Map of the Tarim Basin (Picture Credit: used with permission of Professor Victor H Mair)
This map shows the location of ancient sites and present day communities in the Tarim Basin. The area has been home to mixed cultures for thousands of years. Picture used with permission of Professor Victor H Mair.

The Takla Makan mummies provide controversial evidence that China’s north western Xinjiang province was once settled by early Europeans. They are also at the centre of another ongoing dispute: Turkish speaking Uighurs, who have lived in the Tarim Basin since 842 AD, are using the mummies as justification for independence from the Chinese state. They claim the mummies show that Xinjiang is ethnically non-Chinese and so should be awarded independence.

The mummies are important as a source of information on early human migratory patterns according to Victor Mair, Professor of Chinese Language and Literature at the University of Pennsylvania and leader of several expeditions to study the mummies.
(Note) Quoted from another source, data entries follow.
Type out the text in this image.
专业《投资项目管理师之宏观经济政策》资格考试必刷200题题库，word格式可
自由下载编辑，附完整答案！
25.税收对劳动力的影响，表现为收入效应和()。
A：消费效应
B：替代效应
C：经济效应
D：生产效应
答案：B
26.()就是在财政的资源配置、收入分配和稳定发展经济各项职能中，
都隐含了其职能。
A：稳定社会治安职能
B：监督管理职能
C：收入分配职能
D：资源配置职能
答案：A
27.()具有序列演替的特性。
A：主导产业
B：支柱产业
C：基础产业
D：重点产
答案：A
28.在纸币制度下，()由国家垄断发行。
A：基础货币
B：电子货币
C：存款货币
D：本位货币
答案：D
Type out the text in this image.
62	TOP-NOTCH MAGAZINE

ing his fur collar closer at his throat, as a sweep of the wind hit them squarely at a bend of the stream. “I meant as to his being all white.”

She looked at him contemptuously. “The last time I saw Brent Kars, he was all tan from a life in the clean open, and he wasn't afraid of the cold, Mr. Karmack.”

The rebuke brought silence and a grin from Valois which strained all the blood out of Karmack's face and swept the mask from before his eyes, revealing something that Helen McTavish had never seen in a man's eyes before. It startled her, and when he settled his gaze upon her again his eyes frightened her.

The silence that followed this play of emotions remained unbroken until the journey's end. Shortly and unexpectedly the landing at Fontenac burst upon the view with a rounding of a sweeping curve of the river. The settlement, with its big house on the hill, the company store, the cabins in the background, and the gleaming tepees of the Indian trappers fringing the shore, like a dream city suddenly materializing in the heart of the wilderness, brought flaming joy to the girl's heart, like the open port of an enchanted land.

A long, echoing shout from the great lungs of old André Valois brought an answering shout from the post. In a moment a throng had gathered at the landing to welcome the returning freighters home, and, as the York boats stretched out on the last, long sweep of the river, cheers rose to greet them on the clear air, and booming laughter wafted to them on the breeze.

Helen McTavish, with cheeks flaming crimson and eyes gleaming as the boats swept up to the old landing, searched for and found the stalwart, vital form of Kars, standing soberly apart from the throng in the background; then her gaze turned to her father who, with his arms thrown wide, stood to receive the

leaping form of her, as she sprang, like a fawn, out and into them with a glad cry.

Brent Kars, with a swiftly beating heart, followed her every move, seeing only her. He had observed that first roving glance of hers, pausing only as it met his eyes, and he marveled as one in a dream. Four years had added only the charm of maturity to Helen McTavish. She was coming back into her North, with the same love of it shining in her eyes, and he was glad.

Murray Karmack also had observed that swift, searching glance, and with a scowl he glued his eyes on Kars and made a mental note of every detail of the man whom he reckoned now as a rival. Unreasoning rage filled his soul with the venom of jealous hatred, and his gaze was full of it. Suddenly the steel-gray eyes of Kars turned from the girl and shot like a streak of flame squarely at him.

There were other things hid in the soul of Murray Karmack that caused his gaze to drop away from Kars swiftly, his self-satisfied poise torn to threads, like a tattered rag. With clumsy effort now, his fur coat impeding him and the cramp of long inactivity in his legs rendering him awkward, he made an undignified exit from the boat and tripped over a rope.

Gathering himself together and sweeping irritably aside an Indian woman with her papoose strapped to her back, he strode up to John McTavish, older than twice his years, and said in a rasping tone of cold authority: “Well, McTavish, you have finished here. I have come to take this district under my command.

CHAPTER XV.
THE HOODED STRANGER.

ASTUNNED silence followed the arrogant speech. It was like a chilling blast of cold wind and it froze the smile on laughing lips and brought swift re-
In an interview for Decoded Past, Professor Mair indicated: “I consider them very important for understanding early human migration, because the Tarim Basin was one of the last places on earth to be populated and they definitely show east-west admixture across Eurasia in pre-modern times.” Could the migratory patterns of the mummies contain useful lessons for the modern inhabitants of the Tarim Basin, and other areas suffering from ethnic discord?

Yingpan Man

The Yingpan Man was tall and wore clothing suggesting southern European ancestors. Caucasian features were hidden by a gold foil mask. Picture used with permission of Professor Victor H Mair.

From the evidence available,” said Professor Mair in a 2005 interview with the Washington Post, “we have found that during the first 1000 years after the Loulan beauty, the only settlers in the Tarim Basin were Caucasoid.” Following this period, the ethnic mix in the basin seems to have become more diverse. The best preserved, and most comparatively recent mummy in the Tarim Basin, was discovered in the Yingpan region in 1995, in what was once a caravan settlement along the ancient trade route. Two thousand years old, the Yingpan man died at around thirty years of age, and was buried in sumptuous style.

At six feet six inches, he is the tallest of all the mummies. But unlike the earliest mummies, his grave goods and clothing suggest a southern rather than northern European origin. His garments are still rich and elaborate: gold-embroidered red and maroon cloth-covered in figures of fighting men styled similar to Greeks or Romans.

A gold mask covers his bearded face, similar to those found in burials in ancient Greece, hiding, Professor Mair told me, distinctly Caucasian features. The professor believes Yingpan man was a Sogdian merchant, a group of famed Eurasian traders from middle Iran. Clearly, as time passed, the Tarim Basin became a cultural mixing pot.